Année :
Demandeur :
Établissement :
Courriel :
simon.wing@mcgill.ca
Numéro de projet :
160609
État d’avancement du projet approuvé :
Résumé du projet
À mesure que l’espérance de vie de la population augmente, la démence devient plus fréquente, ce qui entraîne une détérioration marquée de la qualité de vie et constitue un fardeau important pour les personnes aidantes et notre système de soins de santé. Malheureusement, peu de traitements sont disponibles pour soigner la démence et leur efficacité est insuffisante. L’identification des personnes à risque de développer une démence serait fort utile afin de mettre en place des mesures préventives. C’est pourquoi il est essentiel d’identifier les personnes à haut risque de démence. La diminution de la masse musculaire a été proposée comme étant associée à la démence, mais les résultats des études sont contradictoires. Nous proposons donc d’utiliser la vaste cohorte de l’ÉLCV pour déterminer si la diminution de la masse musculaire est associée non seulement à la démence, mais également au déclin cognitif et à l’apparition éventuelle de la démence. Si une telle relation prédictive est identifiée, il pourrait être possible de tester la capacité à prévenir l’apparition de la démence des traitements actuellement en développement pour soigner la fonte musculaire.
Résultats du projet
La perte de masse et de force musculaires, qu'on appelle la sarcopénie, est une caractéristique typique du vieillissement conduisant à une baisse de la fonction physique et de la capacité. En parallèle, les fonctions cognitives diminuent également. Les chercheur·ses se sont demandé si ces baisses n’étaient pas parallèles, mais plutôt liées. Dans un premier temps, les scientifiques ont analysé l’ensemble de données de la cohorte globale de l’ÉLCV, comprenant plus de 8 000 participant·es âgé·es de 65 ans et plus, afin d’établir ce qu’est un faible niveau de masse et de force musculaires. Ils/elles ont identifié des seuils spécifiques pour les hommes et les femmes qui reflètent un faible niveau de fonctionnement physique. Ensuite, les scientifiques ont tenté de déterminer si le fait d’avoir une faible masse musculaire prédit un déclin cognitif ultérieur dans trois domaines - la mémoire, la fonction exécutive et la vitesse psychomotrice - chez les personnes âgées. Les résultats ont prouvé qu’en effet, celles avec une basse masse musculaire lors de l'entrevue de départ ont connu une baisse plus rapide des fonctions exécutives au cours des 3 années suivantes.
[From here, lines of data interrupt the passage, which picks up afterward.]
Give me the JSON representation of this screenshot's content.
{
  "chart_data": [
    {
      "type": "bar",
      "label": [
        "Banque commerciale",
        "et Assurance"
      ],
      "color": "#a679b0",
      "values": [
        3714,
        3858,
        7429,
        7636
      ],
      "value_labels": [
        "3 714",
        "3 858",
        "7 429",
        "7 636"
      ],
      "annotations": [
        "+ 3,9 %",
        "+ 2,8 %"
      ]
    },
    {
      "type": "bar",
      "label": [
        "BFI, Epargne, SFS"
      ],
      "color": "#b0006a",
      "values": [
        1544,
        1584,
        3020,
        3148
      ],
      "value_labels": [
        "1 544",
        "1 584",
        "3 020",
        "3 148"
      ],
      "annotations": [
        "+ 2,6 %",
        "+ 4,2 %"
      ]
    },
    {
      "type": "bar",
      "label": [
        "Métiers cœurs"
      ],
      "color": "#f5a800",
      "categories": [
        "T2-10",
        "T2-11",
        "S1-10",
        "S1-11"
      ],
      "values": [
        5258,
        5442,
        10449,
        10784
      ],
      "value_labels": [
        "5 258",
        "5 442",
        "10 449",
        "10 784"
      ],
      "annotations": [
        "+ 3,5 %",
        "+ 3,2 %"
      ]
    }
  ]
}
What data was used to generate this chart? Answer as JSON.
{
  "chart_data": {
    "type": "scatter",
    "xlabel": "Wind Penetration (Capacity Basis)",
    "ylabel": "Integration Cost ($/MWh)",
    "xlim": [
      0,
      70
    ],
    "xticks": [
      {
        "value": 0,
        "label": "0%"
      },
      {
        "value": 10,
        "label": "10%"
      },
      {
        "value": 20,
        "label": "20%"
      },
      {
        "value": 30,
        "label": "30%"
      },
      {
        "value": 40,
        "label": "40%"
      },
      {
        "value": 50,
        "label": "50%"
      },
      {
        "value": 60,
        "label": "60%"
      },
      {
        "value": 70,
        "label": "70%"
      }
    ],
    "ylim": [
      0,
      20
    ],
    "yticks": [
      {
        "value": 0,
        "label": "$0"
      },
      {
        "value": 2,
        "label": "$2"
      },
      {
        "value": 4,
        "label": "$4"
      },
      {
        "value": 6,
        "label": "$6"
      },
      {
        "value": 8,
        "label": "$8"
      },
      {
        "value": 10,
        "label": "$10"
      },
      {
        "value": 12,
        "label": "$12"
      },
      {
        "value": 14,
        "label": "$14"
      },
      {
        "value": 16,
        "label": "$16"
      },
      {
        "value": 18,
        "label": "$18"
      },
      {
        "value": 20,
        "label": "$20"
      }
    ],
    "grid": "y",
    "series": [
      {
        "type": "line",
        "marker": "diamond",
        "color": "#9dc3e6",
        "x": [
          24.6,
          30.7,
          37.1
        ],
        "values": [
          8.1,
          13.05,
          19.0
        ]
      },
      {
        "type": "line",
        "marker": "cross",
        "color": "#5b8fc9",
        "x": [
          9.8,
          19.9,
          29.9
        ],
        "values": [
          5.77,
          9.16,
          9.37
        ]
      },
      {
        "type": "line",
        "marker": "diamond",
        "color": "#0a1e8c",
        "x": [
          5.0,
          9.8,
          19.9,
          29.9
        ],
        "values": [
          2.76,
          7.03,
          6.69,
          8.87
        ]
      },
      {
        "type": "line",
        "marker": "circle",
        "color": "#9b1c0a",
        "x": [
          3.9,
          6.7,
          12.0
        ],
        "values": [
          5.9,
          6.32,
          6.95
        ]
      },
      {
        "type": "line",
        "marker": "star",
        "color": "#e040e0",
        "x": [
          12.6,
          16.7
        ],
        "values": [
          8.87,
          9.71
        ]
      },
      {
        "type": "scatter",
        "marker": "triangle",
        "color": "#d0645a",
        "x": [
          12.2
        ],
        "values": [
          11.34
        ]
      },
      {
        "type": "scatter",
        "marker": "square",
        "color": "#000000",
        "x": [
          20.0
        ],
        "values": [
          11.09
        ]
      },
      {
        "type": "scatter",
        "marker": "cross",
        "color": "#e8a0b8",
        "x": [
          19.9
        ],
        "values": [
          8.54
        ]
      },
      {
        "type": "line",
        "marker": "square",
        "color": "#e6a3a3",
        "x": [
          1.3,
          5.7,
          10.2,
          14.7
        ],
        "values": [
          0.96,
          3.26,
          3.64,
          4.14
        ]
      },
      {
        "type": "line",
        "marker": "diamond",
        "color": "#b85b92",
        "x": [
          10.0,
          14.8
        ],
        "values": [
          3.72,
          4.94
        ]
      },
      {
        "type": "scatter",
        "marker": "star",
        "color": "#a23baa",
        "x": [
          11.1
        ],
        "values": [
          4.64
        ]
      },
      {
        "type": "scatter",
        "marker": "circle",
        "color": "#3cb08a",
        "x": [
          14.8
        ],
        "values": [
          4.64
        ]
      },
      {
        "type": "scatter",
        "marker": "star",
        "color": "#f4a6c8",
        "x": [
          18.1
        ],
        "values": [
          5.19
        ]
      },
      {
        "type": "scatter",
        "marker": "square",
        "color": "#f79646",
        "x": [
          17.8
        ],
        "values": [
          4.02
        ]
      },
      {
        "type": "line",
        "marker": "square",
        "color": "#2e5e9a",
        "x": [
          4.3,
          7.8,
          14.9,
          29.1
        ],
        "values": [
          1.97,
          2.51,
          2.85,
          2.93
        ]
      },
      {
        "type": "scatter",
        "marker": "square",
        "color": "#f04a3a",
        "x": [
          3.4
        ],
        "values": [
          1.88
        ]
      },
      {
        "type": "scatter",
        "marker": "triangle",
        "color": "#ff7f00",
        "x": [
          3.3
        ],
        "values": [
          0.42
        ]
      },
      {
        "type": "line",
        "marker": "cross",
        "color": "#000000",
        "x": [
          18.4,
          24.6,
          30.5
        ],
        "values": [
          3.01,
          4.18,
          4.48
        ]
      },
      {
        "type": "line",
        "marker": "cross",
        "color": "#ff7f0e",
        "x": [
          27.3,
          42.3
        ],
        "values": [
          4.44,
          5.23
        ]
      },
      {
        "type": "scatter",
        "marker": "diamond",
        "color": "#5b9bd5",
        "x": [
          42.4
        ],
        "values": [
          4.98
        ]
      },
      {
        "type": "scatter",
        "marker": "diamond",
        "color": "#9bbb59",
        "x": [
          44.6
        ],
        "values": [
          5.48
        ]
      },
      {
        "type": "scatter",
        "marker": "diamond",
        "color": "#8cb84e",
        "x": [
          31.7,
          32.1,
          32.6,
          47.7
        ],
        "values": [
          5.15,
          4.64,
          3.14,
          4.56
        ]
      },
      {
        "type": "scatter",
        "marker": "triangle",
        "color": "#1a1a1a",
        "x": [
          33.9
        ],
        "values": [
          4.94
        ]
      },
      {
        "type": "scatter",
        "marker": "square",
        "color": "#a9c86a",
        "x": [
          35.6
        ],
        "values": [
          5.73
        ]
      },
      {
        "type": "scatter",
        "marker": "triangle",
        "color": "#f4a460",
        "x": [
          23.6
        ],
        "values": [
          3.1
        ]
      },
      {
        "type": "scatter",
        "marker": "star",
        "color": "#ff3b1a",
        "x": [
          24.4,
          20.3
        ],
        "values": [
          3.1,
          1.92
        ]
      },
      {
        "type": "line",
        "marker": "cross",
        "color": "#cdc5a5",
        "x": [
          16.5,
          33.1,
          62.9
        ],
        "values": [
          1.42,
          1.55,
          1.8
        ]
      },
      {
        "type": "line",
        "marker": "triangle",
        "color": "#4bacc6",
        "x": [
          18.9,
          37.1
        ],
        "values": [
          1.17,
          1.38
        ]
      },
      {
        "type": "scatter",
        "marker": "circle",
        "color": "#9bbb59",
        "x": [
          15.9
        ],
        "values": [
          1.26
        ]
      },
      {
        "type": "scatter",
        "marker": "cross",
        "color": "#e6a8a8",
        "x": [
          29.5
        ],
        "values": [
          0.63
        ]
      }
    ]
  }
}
Les fonctions exécutives sont responsables de l’organisation de nos pensées, de la prise de décisions, du maintien de l’attention, entre autres, et sont donc importantes dans les activités et les comportements quotidiens. Étonnamment, l’association entre une faible masse musculaire et le déclin cognitif était toujours présente en tenant compte du niveau d’activité physique et de la force musculaire, suggérant que la masse musculaire puisse être un facteur indépendant. La masse musculaire étant un facteur modifiable, de futures études examineront le maintien des muscles au fil du temps pour savoir s'il empêche le déclin cognitif.